Monday, Apr. 18, 1955
SEWELL AVERY is getting some strong support in his bitter proxy war against Financier Louis Wolfson, who wants to take over Montgomery Ward. Two big institutional investors (Affiliated Fund, Inc. and American Business Shares, Inc.) announced that they will vote their total 105,000 Ward shares in favor of Avery. Midwest investment brokers, whose advice has a big bearing on how small stockholders vote, are also beginning to lean toward Avery.
WORLD TRADE will get a healthy boost from the U.S. Federal Reserve System. After a four-year lapse, Federal Reserve is again buying "bankers' acceptances," i.e., drafts drawn on banks that guarantee payment, usually in 90 to 180 days, used primarily by international traders.
THUNDERBIRD -CORVETTE race for the U.S. sports-car market is all Ford so far. In the first five months of production, Ford has delivered 5,925 Thunderbirds to customers, 1,900 more than total sales for Chevrolet's competing Corvette in almost two years. Ford's Thunderbird production line at Dearborn is on overtime and still two months (about 2,400 cars) behind orders.
UNITED AIR LINES, which has been flirting with the idea of buying turboprop transports, has decided to wait for a pure jet. Until the commercial jet age arrives, it will stick to standard piston-engined craft. It has placed a $42.5 million order with Douglas for 15 more DC-7s (total fleet: 27), plus another eleven DC-6Bs for shorter hops.

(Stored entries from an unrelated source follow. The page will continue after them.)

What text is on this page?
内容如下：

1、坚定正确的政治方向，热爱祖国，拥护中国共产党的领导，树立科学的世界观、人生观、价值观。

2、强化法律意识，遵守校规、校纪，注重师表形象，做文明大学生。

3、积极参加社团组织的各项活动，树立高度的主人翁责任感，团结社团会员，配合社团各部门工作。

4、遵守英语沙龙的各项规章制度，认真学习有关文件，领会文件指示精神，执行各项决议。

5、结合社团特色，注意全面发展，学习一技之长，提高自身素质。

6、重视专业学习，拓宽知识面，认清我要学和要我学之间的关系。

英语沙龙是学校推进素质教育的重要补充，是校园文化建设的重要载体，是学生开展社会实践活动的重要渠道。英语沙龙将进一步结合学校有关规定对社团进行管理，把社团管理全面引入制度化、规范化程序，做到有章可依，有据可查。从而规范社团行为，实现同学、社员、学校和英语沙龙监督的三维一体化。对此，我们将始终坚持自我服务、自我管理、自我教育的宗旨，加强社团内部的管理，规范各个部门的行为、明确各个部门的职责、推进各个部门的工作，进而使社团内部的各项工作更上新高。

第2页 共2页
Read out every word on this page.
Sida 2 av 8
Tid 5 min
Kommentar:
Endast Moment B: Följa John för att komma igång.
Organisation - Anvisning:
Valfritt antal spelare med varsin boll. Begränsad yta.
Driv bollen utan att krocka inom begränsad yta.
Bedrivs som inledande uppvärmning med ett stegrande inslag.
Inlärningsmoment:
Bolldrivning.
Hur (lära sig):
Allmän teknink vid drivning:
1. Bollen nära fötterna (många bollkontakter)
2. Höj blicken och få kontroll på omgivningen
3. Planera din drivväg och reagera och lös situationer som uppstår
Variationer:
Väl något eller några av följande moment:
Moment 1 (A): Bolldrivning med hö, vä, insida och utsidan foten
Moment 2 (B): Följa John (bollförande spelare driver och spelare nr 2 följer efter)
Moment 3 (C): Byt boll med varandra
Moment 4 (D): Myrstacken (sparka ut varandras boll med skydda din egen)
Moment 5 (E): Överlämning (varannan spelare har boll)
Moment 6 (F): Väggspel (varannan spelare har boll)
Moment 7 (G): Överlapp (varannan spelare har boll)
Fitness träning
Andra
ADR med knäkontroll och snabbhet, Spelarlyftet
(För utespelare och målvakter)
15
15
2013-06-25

FTC CHARGES against Philip Morris on grounds of misleading advertising have finally been dropped by the Federal Trade Commission after twelve years of battling. The company has stopped claiming that its cigarets are less irritating than other brands. But the FTC will press similar charges against Liggett & Myers (Chesterfields) for stating that Chesterfields are "milder," leave no "unpleasant aftertaste."
BIG-CITY STORES are far from dead, despite the recent swing to the suburbs, says B. Earl Puckett, chairman of the 75-store Allied Stores Corp. Puckett's chain, in big and middle-sized cities, did $544 million worth of business last year, will spend $20 million in the next 2 1/2 years building new downtown stores.
APPLIANCE PRICES will drop this year, even though orders are likely to be 10% above 1954, predicts Westinghouse Electric President Gwilym A. Price. The reason: "Competition."
GENERAL SHOE CORP. is in hot water with the Justice Department over its acquisitions culminating in its recent purchase of Delman, Inc. The department argues that General's 18 purchases since 1950 have the net effect of creating a monopoly.
CONRAD HILTON, on whose hotels the sun never sets, is dickering to expand his far-flung empire (34 hotels operating or abuilding in seven countries) to West Berlin. Hilton is working out a deal with the Bonn government to put up a 400-bed, $4,760,000 luxury hotel, the biggest in the Western sector.
CAMPBELL SOUP CO., biggest U.S. producer of soup and spaghetti (1954 sales: $334 million) is moving into the frozen-food business in a big way. Campbell will take over Omaha's $100 million C. A. Swanson & Sons (TIME, Dec. 20), which sells a wide range of frozen chickens, dinners, pies, etc., by trading its shares for all Swanson stock, will operate it under the current Swanson management and brand name.